Maybe my strong desire for love and acceptance from other black men had something to do with my need for my dad's approval.
Perhaps Dad's desire for me to be a strong black son--and my failures to make good on his wish--caused him to disapprove of my girly ways.
Or could it be that our U.S. society's implicit, but evidenced, expectations about black men--who are often imagined as aggressive, hypersexual, sexually potent, powerful, heterosexual bodies--shaped my dad's wishes for me and my desires to become a proper black son that he could be proud of.
I figured my dad, uncles, male friends, classmates, and neighbors--whether straight or gay-- really wanted to be loved and accepted by each other.
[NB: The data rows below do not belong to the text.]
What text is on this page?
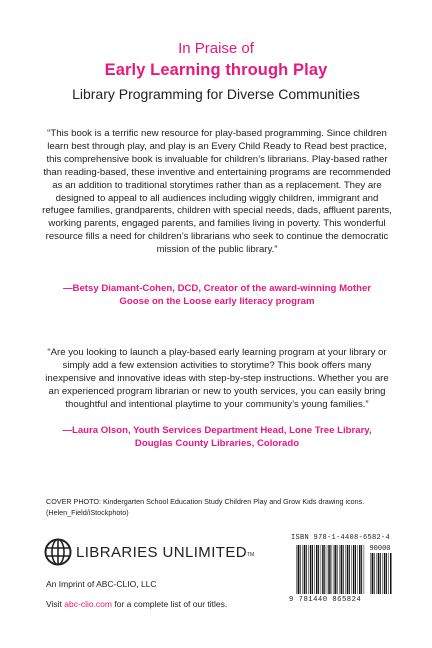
In Praise of
Early Learning through Play
Library Programming for Diverse Communities
“This book is a terrific new resource for play-based programming. Since children learn best through play, and play is an Every Child Ready to Read best practice, this comprehensive book is invaluable for children’s librarians. Play-based rather than reading-based, these inventive and entertaining programs are recommended as an addition to traditional storytimes rather than as a replacement. They are designed to appeal to all audiences including wiggly children, immigrant and refugee families, grandparents, children with special needs, dads, affluent parents, working parents, engaged parents, and families living in poverty. This wonderful resource fills a need for children’s librarians who seek to continue the democratic mission of the public library.”
—Betsy Diamant-Cohen, DCD, Creator of the award-winning Mother Goose on the Loose early literacy program
“Are you looking to launch a play-based early learning program at your library or simply add a few extension activities to storytime? This book offers many inexpensive and innovative ideas with step-by-step instructions. Whether you are an experienced program librarian or new to youth services, you can easily bring thoughtful and intentional playtime to your community’s young families.”
—Laura Olson, Youth Services Department Head, Lone Tree Library, Douglas County Libraries, Colorado
COVER PHOTO: Kindergarten School Education Study Children Play and Grow Kids drawing icons. (Helen_Field/iStockphoto)
LIBRARIES UNLIMITED TM
An Imprint of ABC-CLIO, LLC
Visit abc-clio.com for a complete list of our titles.
ISBN 978-1-4408-6582-4
90000
9 781440 865824
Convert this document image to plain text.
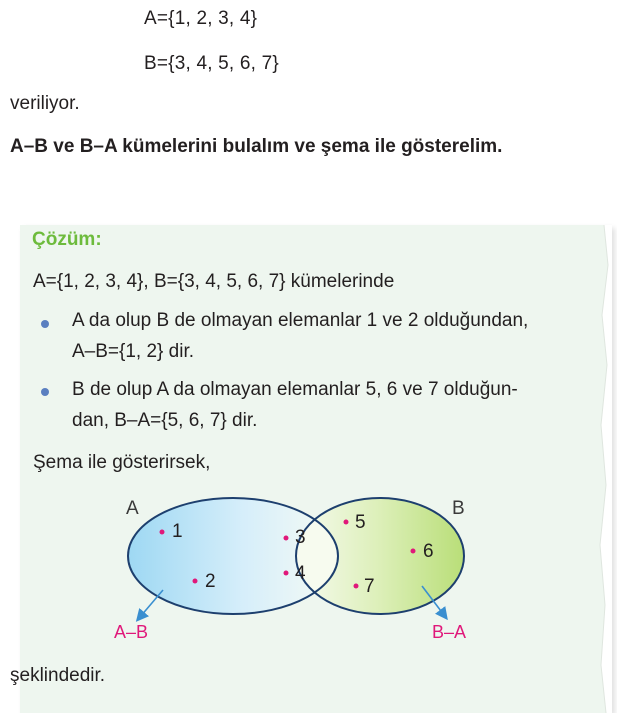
A={1, 2, 3, 4}
B={3, 4, 5, 6, 7}
veriliyor.
A–B ve B–A kümelerini bulalım ve şema ile gösterelim.
Çözüm:
A={1, 2, 3, 4}, B={3, 4, 5, 6, 7} kümelerinde
A da olup B de olmayan elemanlar 1 ve 2 olduğundan,
A–B={1, 2} dir.
B de olup A da olmayan elemanlar 5, 6 ve 7 olduğun-
dan, B–A={5, 6, 7} dir.
Şema ile gösterirsek,
şeklindedir.
A	B
1
2
3
4
5
6
7
A–B	B–A
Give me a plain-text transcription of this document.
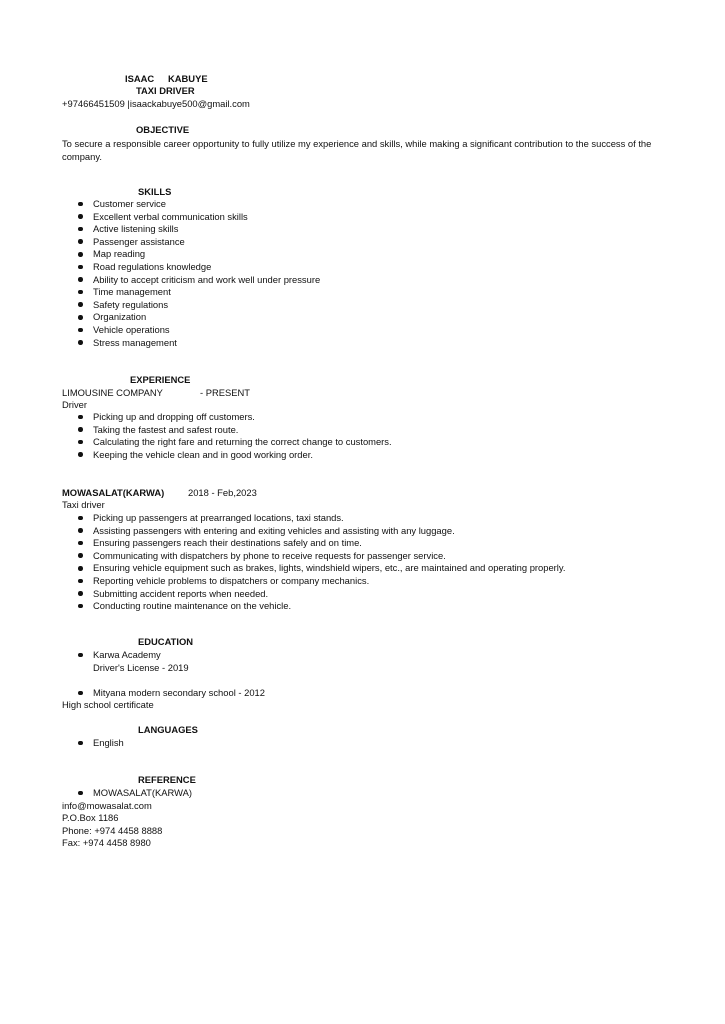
ISAAC KABUYE
TAXI DRIVER
+97466451509 |isaackabuye500@gmail.com
OBJECTIVE
To secure a responsible career opportunity to fully utilize my experience and skills, while making a significant contribution to the success of the company.
SKILLS
Customer service
Excellent verbal communication skills
Active listening skills
Passenger assistance
Map reading
Road regulations knowledge
Ability to accept criticism and work well under pressure
Time management
Safety regulations
Organization
Vehicle operations
Stress management
EXPERIENCE
LIMOUSINE COMPANY	- PRESENT
Driver
Picking up and dropping off customers.
Taking the fastest and safest route.
Calculating the right fare and returning the correct change to customers.
Keeping the vehicle clean and in good working order.
MOWASALAT(KARWA)	2018 - Feb,2023
Taxi driver
Picking up passengers at prearranged locations, taxi stands.
Assisting passengers with entering and exiting vehicles and assisting with any luggage.
Ensuring passengers reach their destinations safely and on time.
Communicating with dispatchers by phone to receive requests for passenger service.
Ensuring vehicle equipment such as brakes, lights, windshield wipers, etc., are maintained and operating properly.
Reporting vehicle problems to dispatchers or company mechanics.
Submitting accident reports when needed.
Conducting routine maintenance on the vehicle.
EDUCATION
Karwa Academy
Driver's License - 2019
Mityana modern secondary school - 2012
High school certificate
LANGUAGES
English
REFERENCE
MOWASALAT(KARWA)
info@mowasalat.com
P.O.Box 1186
Phone: +974 4458 8888
Fax: +974 4458 8980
But they struggled to do so because we were all groomed to believe that affection and recognition were signs of the "sissy," and animosity and rejection were characteristics of real men.
Whatever the causes, I definitely felt an overwhelming sense of relief anytime a black straight man (or boy) decided not to laugh at a hurtful joke. Or if he befriended me despite others' curiosity about his sexuality.
There are men in my life for whom I'm grateful. Charles, my high school play-brother, who ensured that I was always protected. My college dorm suitemate, Quentin, who was the first person that I disclosed my sexual identity to in undergrad and who, in response, told me he loved me. I'm always moved by my uncle, Toni, who isn't afraid to tell people--in the material or cyber world--how much he loves me. In fact, he was the person who encouraged my father to reach out to me via Facebook and get to know his adult son. Of course, I can never forget the day my step father unexpectedly walked into our living room as my first boyfriend laid on my lap. I was devastated, but Lee asked me to join him in private in the basement where he told me that I could talk to him about anything if I ever I needed an ear.
I could go on with heart-felt acknowledgements of the many black straight men who have embraced me, a black queer men, throughout my life, but it's also important to realize that self-acceptance is essential in the lives of queer and trans people.
We exist within spaces that tend to mis-recognize and harm us. In fact, it is often the case that our survival is a result of our willingness to accept the very aspects of ourselves that we've been told to hate. Yet, there is something to be said when people in our lives, strangers and intimates, do the work of demolishing the strong binds that tend to keep them from accepting the invitations to enter our lives. It is a breakthrough, indeed, whenever recognition is reciprocated.
I would be lying if I failed to admit that my need for acceptance has waned. It hasn't. The only difference that I can remark upon now, at 37, is that what was once a need is now a condition of friendship and solidarity. I demand to be fully recognized and accepted because I demand of myself to fully recognize and accept those with whom I share the world.